The smugglers scattered, scrambling to get outside. Jack grabbed Ellie’s hand, dragging her along as they ran from the building and along the narrow street until he pulled her into a dark alley, breathing hard.
‘I told you to stay in the bloody car,’ he said, but his eyes swept her face with more than professional concern.
‘And if I had, we’d have missed everything.’ The intensity of his gaze sent an unexpected shiver down her spine. ‘You’re not my keeper, Jack.’
His lips pressed into a tight line. ‘Someone has to be.’
In the distance, the air raid siren began its mournful wail. Jack’s head snapped up, listening. The sound grew to a crescendo across the city until all of London echoed with the warning. Then came the drone, faint at first, but growing stronger.
‘Down here!’ Jack pulled her towards a coal cellar as searchlights swept the sky, hunting. Anti-aircraft guns opened fire along the Thames, a volley of thunderous pounding echoing through the darkness.
He fumbled for his torch and switched it on, the beam revealing a cramped space lined with old pipes and coal dust. Setting it on an overturned crate, the glow threw shadows across the ceiling above them.
‘Should be safe enough down here,’ he said, as the first wave of bombers closed in overhead. The whistle and crash of incendiaries began. Jerry sent the first wave to light the way.
‘This started in December,’ he said quietly. ‘When Kingfisher first appeared. A trail of leaks and vanished informants.’
Ellie’s hands tightened in her lap. December .
The word stirred memories she’d tried to bury, Christmas plans that never happened, a future that had simply evaporated.
She’d been so sure of Sinclair. But now, looking back, she realised how little she’d really known.
Silly, but she’d never even asked about his family.
A lump formed in her throat. ‘Sinclair vanished then.’ Her voice came out quieter than she intended. ‘Probably coincidence.’
Jack said nothing, but she sensed his attention sharpening.
‘The not knowing is worse than the betrayal,’ she whispered.
Then came the second wave; high explosives crashing down in quick succession.
Dust rained from the overhead pipes with each thunderous blast. She shut her eyes, feeling the solid warmth of his shoulder brushing hers as they huddled together.
The bombardment seemed to go on forever with wave after wave of destruction rolling over the city.
Eventually, the steady thrum of bombers began to fade, swallowed slowly by distance. Jack tilted his head slightly, listening. ‘They’re heading east,’ he said at last. ‘Skies will be clear now.’
When the all clear sounded, they emerged into a city of ash and fire.
She followed him out of the shelter in silence, shoes crunching over shattered glass and splintered brick.
The night smelled of scorched wood, mingled with the acrid bite of singed rubber.
The Thames glinted black beyond the rooftops, slick as oil under the fractured moonlight.
Fires burned in the distance, buildings lit from within like lanterns as firemen moved like ghosts through the haze.
A collapsed chimney jutted from the rubble like a snapped bone.
At least Jack’s car had survived. He drove her home through the carnage, his hands gripping the wheel, knuckles white.
Ellie stared out of the window, watching the city pass by in broken flashes; rubble-strewn streets, buildings torn open like wounds, firemen battling the flames, hoses snaking across roads. People stood helplessly by, watching their lives burn.
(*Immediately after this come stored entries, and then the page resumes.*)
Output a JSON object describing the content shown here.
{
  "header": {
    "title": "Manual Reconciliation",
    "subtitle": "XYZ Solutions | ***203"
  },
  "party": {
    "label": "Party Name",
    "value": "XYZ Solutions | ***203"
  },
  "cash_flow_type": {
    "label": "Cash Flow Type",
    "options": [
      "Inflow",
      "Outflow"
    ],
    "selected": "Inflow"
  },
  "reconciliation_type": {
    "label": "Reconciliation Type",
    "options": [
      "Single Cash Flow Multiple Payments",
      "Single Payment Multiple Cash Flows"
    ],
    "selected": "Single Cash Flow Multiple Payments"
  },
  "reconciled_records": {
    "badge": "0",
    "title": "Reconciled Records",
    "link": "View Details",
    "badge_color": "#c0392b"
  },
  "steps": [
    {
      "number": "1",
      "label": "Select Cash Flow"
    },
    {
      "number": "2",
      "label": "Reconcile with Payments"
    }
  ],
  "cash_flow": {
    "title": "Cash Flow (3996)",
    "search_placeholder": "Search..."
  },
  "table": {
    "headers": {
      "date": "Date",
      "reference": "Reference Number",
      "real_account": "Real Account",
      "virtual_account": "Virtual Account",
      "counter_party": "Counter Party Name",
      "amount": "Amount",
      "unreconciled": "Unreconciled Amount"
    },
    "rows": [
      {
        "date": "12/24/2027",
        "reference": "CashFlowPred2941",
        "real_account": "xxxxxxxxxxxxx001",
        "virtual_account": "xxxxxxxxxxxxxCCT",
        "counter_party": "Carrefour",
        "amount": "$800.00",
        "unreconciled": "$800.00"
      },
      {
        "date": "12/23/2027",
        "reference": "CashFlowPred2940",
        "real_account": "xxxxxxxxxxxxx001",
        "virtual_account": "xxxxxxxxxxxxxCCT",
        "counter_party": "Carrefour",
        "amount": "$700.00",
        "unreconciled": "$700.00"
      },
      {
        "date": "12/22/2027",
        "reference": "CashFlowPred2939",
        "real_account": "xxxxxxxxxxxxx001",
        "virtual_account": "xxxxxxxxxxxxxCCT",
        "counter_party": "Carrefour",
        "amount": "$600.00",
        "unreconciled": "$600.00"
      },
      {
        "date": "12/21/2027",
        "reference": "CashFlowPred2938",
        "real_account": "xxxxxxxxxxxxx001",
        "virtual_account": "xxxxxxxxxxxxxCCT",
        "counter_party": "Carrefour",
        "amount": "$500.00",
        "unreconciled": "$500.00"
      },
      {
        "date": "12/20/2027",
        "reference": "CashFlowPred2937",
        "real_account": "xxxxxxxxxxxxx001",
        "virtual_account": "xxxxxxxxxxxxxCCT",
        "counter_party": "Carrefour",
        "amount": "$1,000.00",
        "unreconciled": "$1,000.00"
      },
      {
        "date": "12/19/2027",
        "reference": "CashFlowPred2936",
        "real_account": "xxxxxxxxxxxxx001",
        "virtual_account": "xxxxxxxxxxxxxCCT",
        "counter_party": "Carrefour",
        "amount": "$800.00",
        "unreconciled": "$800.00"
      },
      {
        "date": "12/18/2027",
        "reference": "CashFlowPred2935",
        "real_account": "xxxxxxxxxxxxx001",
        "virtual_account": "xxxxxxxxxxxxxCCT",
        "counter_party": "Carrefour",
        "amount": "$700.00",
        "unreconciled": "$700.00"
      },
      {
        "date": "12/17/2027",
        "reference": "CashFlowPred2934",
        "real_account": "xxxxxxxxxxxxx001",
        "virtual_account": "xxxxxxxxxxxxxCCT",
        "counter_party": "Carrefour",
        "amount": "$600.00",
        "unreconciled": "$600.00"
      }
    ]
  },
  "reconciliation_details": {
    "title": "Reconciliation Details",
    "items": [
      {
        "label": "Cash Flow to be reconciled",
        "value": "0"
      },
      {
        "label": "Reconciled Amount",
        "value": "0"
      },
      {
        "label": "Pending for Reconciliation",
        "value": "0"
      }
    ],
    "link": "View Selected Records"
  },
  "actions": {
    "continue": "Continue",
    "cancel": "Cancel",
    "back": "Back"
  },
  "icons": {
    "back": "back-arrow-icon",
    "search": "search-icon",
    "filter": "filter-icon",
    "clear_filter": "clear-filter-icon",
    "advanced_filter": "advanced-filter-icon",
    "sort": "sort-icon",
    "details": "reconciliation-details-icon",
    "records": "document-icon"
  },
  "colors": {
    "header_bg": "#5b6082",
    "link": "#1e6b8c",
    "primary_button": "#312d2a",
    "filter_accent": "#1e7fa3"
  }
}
She thought of Sinclair, of her father, of the name buried in that coded message. Every answer led to another question. As Jack pulled to a stop outside her building, she didn’t reach for the handle straight away.
‘Get some rest,’ he said.
Ellie nodded, though she was barely listening. As she slipped out of the car, she felt his gaze follow her all the way to the door. Sleep? After what she’d seen? Sabotage plans and her father’s name on a list. He wasn’t a suspect. Which meant he was most likely a target.